Haswell's idle at 800MHz, Ivy & Sandy Bridge at 1600MHz. If set up properly with an appropriate matching PSU (ie sub 500w), desktop's can be very efficient. If I remove my discrete GFX card (about 10w idle), I can get my i5-3570 down from 35w to just 24-25w idle and that's idling at 1.6GHz. Many mini-ITX + Haswell based Pentium / i3 + a single stick of low-voltage RAM & 1x SSD + efficient 60-160w PSU are sub 20w idle. And that's the "big cores" - the Atom's are almost into single digits. Likewise, below a certain level, a laptop's screen + motherboard + HDD draws more than its CPU when idle.
A lot of it is also PSU dependent, ie, if you have a 1000w PSU, then a 30w idle will be 3% load, and efficiency at those figures are pretty poor often down to just 60-70%, ie, 30w DC @ 60-70% efficiency = pulling 43-50w AC at the wall. Conversely, with a much lower wattage PSU of 80-90% efficiency at 30w load will be nearer 33-38w AC at the wall. This is partly why you see "special" reviewers of Mini-ITX rigs testing it with 1200w PSU's moaning about high idle power get rightfully bashed... Of top of that, some motherboards can draw up to 15w more than others. LED monitors can draw 10-15w less vs older LCD with CCFL lamps at same brightness, etc. 2.5" HDD's can draw 3-4w less than 3.5" drives (and 5,400rpm less than 7,200rpm, etc). TV cards for HTPC's can draw up to 6w each. LoVo (1.25v) RAM vs standard 1.5-1.65v can be 2-3w per stick difference, etc. Add on any USB devices plugged in permanently (hubs, desk lamps, speakers, etc).

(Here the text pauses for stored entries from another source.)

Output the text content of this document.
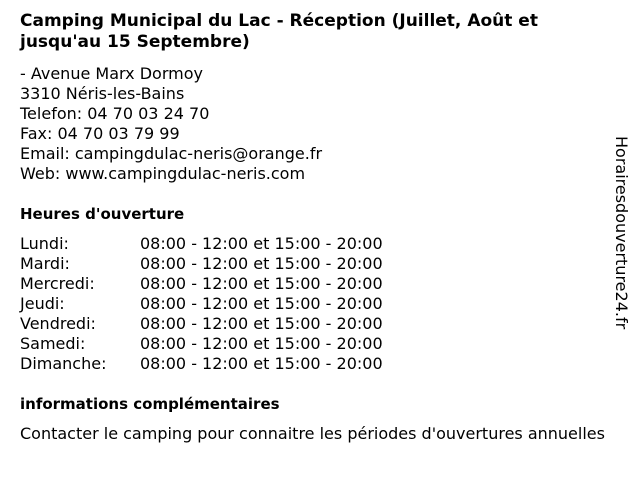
Camping Municipal du Lac - Réception (Juillet, Août et jusqu'au 15 Septembre)
- Avenue Marx Dormoy
3310 Néris-les-Bains
Telefon: 04 70 03 24 70
Fax: 04 70 03 79 99
Email: campingdulac-neris@orange.fr
Web: www.campingdulac-neris.com
Heures d'ouverture
Lundi:	08:00 - 12:00 et 15:00 - 20:00
Mardi:	08:00 - 12:00 et 15:00 - 20:00
Mercredi:	08:00 - 12:00 et 15:00 - 20:00
Jeudi:	08:00 - 12:00 et 15:00 - 20:00
Vendredi:	08:00 - 12:00 et 15:00 - 20:00
Samedi:	08:00 - 12:00 et 15:00 - 20:00
Dimanche:	08:00 - 12:00 et 15:00 - 20:00
informations complémentaires
Contacter le camping pour connaitre les périodes d'ouvertures annuelles
Horairesdouverture24.fr
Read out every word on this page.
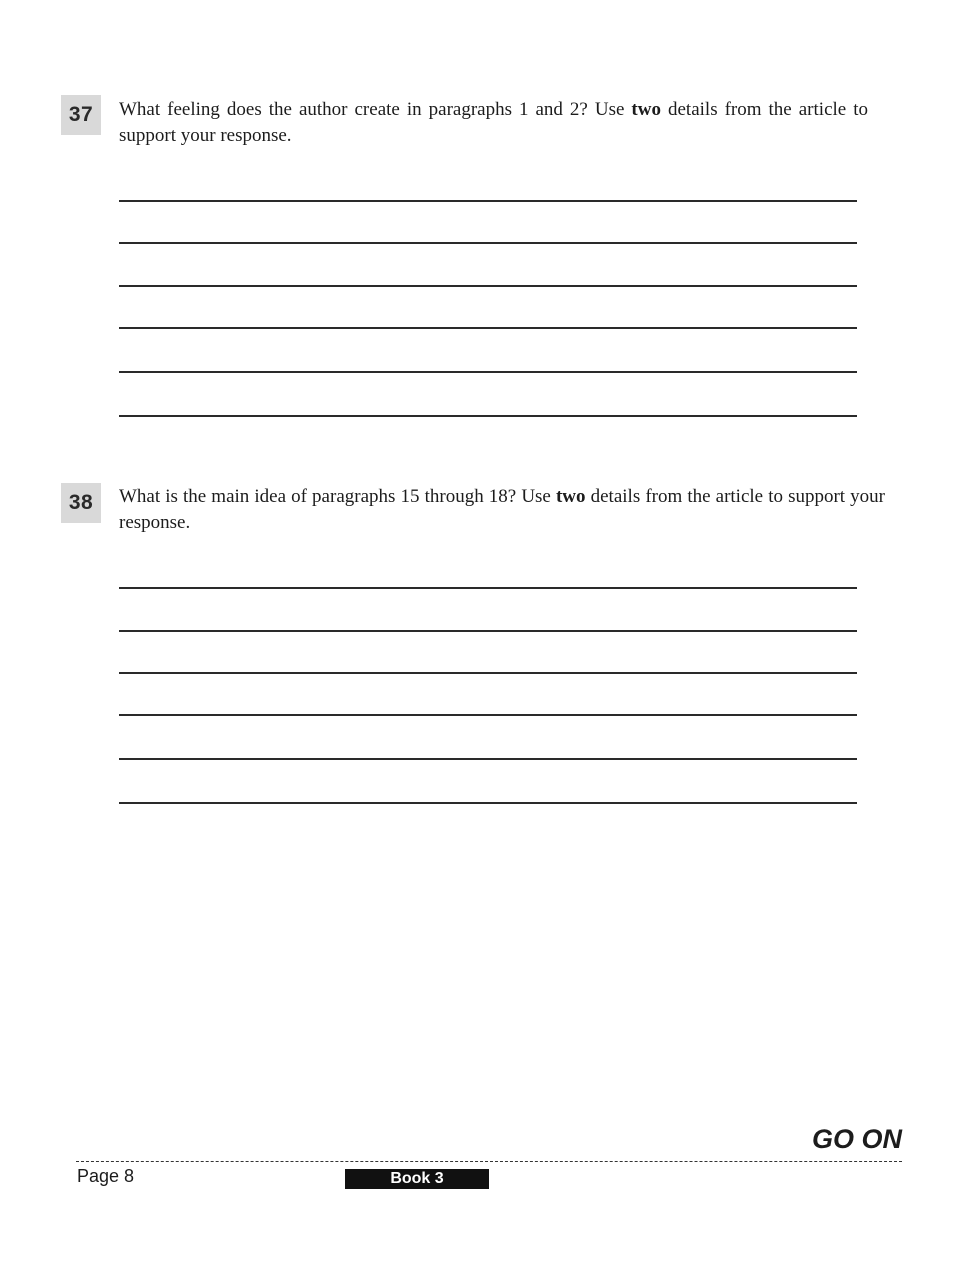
37	What feeling does the author create in paragraphs 1 and 2? Use two details from the article to support your response.
38	What is the main idea of paragraphs 15 through 18? Use two details from the article to support your response.
GO ON
Page 8	Book 3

Total idle power consumption is really an appraisal of every component in the system, and it's really not worth replacing an Ivy Bridge with a Haswell (or standard RAM with LoVo, etc) purely for that purpose, as if you aren't overclocking you could mimick the same effect by undervolting (-0.05 to -0.1 offset lowers the idle voltage too), and you certainly wouldn't get your money back on a 2-5w difference in any reasonable time-frame. Best thing is to hang on until you upgrade, then when you do, make a point of picking reasonably priced green components / choose motherboards which draw the least, etc.